Wood Group has netted its biggest deal for seven years to secure Calgary-headquartered engineering firm IMV and a route into the potentially lucrative Canadian oil sands.

Wood Group has netted its biggest deal for seven years to secure Calgary-headquartered engineering firm IMV and a route into the potentially lucrative Canadian oil sands.

The Aberdeen-based company has paid C$131m (£65.5m) cash for IMV and is likely to shell out a further C$56m (£28m) in three further performance-based payments due before 2014.

It is the biggest deal for Wood Group since it bought oil rig design company Mustang Engineering of Houston, Texas.

The move is attractive because Canada has 180 billion barrels of proven oil reserves, making it the second-largest source of black gold in the world after Saudi Arabia. But around 80% of it is buried too deep to drill and requires other extraction techniques such as the use of steam to reduce the viscosity of the heavy oil deposits.

Wood Group chief executive Allister Langlands said: "Over the last couple of years we have increasingly believed the oil sands activity in Canada is going to be an area of significant growth over the next 10 to 15 years.
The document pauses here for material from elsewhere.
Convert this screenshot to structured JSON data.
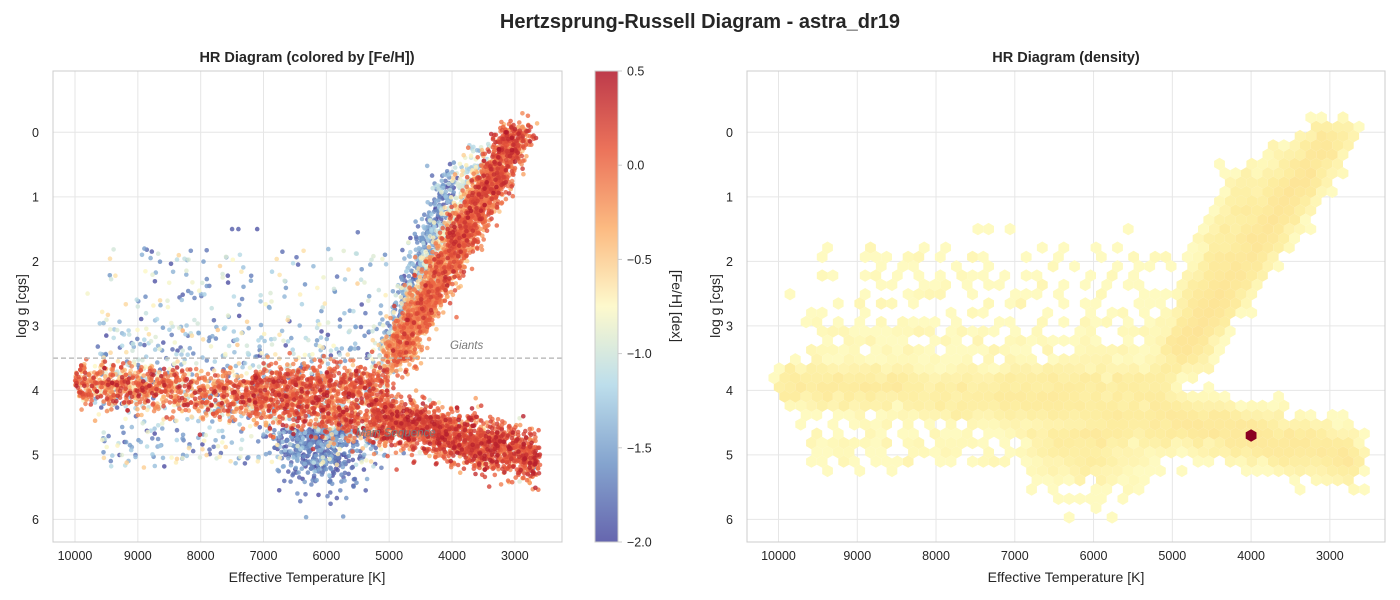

"It is a very significant area of engineering activity that the Wood Group has not been engaged in."

He said IMV was attractive because the privately-owned company was the only one of the top three engineering companies specialising in this work that was not part of a multi- national company. Worley Parsons and Jacobs are its main rivals. "They will be a terrific cultural fit. They are very similar to our other company, Mustang," he added.

In 2000, Wood Group bought Mustang, which has expertise in downstream activities like refining. "We believe we can become a player in the downstream activities there the Canadian oil sands," Langlands said.

Mustang and another Wood Group company, JP Kenny, also have expertise in larger- dimension pipelines, whereas IMV has always focused on smaller ones. One potential risk for Wood Group is the direction of the oil price, because the cost of extracting oil from oil sands means it is only cost-effective when prices are high.

However, Langlands commented: "The general thinking is that the oil sands project requires $50-plus oil, and we think that it is very likely the oil price will stay over $60 for the foreseeable future. There can always be short-term dips below that. The oil sands will be a very profitable area."

IMV's existing management team, including founder and president Ivan Velev, is expected to stay with the company, which made a pre-tax profit of C$2.6m (£1.3m) in the year to August 2007.

Wood Group is not the only foreign firm to have sought exposure to the Canadian oil sands. Royal Dutch Shell has operations there, as has US company Conoco Phillips and Statoil from Norway.

Langlands said one of the attractions is that unlike other countries with massive oil reserves, such as Russia, China or much of the Middle East, foreign companies are able to operate independently in Canada.

The deal seems unlikely to be the last for Langlands, who took over the chief executive role at the beginning of 2007 from Sir Ian Wood, now company chairman and the man who built Wood Group up over 30 years from its origins as a fishing and ship repair business.

Langlands would like to see the company expand its presence in Norway, the Middle East, North and West Africa and the Caspian Sea (between Russia and Iran).

Shares in Wood Group finished up 1p at 407.75p.